Герман Лукомников: «Я вот думаю, — размышляет Герман Лукомников, — почему им так оказались мои стихи близки. Мне пришло в голову, что слов так мало в моих стихах, что каждое оказывается как бы под микроскопом. А слово — это же не просто начертание нескольких букв, это смыслы, вереницы ассоциаций. И образы, которые вызывают сочетания этих слов — весь мир оказывается как бы под микроскопом. Мир этот оказывается немножко другим: с одной стороны он знаком, в нем нет непонятных слов — я не из тех поэтов, которые специально штудируют словари и ищут что позаковыристее, у меня все просто — мир знакомый, но он немножко другой.
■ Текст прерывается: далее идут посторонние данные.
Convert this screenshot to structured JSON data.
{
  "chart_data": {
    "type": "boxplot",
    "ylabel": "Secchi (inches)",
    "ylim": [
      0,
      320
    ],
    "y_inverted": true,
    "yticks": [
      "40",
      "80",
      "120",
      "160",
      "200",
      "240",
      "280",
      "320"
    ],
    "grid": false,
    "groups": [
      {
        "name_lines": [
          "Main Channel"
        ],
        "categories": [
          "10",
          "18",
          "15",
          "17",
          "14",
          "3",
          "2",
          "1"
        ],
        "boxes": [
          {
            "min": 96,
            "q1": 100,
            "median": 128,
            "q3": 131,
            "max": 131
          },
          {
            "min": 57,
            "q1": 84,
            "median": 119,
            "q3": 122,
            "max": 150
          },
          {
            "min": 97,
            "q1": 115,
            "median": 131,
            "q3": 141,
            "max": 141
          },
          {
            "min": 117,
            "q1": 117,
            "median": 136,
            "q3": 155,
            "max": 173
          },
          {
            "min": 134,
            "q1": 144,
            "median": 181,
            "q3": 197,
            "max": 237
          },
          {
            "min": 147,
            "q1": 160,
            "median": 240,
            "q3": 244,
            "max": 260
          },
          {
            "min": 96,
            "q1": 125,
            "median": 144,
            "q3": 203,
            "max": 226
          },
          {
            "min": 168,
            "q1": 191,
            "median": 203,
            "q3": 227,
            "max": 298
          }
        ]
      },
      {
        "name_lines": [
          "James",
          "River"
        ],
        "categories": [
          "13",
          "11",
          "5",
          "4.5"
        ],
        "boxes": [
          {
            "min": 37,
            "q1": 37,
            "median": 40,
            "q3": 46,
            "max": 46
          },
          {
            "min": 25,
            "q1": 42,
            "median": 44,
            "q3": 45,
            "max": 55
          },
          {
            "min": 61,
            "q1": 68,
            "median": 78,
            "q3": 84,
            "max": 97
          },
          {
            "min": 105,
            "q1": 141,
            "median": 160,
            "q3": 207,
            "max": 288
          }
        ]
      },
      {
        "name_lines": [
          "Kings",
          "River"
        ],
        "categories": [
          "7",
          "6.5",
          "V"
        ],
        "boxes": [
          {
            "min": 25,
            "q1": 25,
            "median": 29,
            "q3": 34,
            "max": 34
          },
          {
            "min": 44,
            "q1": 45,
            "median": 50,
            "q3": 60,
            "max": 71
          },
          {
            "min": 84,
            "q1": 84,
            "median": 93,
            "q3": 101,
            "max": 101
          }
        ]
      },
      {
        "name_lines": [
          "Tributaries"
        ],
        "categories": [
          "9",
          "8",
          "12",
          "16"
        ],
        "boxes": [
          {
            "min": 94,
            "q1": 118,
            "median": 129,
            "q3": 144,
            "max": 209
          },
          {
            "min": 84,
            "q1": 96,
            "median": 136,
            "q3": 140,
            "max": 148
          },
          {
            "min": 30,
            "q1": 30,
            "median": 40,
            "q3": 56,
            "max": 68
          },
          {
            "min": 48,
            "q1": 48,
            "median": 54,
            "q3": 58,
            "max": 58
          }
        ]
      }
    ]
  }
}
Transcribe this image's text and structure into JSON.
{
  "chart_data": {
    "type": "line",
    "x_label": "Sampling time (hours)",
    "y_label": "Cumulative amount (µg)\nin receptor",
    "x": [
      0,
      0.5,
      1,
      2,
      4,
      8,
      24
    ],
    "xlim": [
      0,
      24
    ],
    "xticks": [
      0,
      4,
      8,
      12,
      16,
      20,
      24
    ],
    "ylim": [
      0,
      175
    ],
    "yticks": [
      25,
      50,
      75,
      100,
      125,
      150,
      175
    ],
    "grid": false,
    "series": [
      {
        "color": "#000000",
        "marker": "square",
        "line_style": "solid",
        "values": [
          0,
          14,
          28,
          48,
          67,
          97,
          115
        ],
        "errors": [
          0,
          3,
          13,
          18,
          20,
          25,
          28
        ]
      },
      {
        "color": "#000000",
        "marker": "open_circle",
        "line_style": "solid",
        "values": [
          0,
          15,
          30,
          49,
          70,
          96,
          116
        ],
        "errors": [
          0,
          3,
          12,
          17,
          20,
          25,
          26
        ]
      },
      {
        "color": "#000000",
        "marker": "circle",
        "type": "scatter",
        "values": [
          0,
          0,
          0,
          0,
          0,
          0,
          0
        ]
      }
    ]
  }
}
Я подозреваю, что эти удивительные люди живут в этом мире. А я сам оказался каким-то проводником между “обычным” миром и этим “особым”. Я ведь во многом такой же, как они, я ведь тоже в нем живу, и он для меня главный».

Источник

Как хорошо что я такой а не какой нибудь другой

Герман Лукомников . Хорошо, что я такой, а не какой-нибудь другой. Почти детские стихи. — М.: Самокат, 2019.

Один из признаков настоящего творчества для меня — это творческий импульс, запускающий желание писать. Вот сижу, читаю книжку Лукомникова, пишу рецензию и по ходу дела не могу удержаться, чтобы не сочинить собственную Лукомникиану:

Писать рецензии на книжки

совсем не то что печь коврижки.

И далее, с позволения читателя, я продолжу в таком же стенографическом стиле — несколько ключевых впечатлений.

Мне кажется, это так же просто, как чёрный квадрат Малевича. Но, разумеется, только кажется.

У меня такое впечатление, будто современная литература доделывает то, что было начато на заре XX века и так грубо прервано тоталитарным кошмаром.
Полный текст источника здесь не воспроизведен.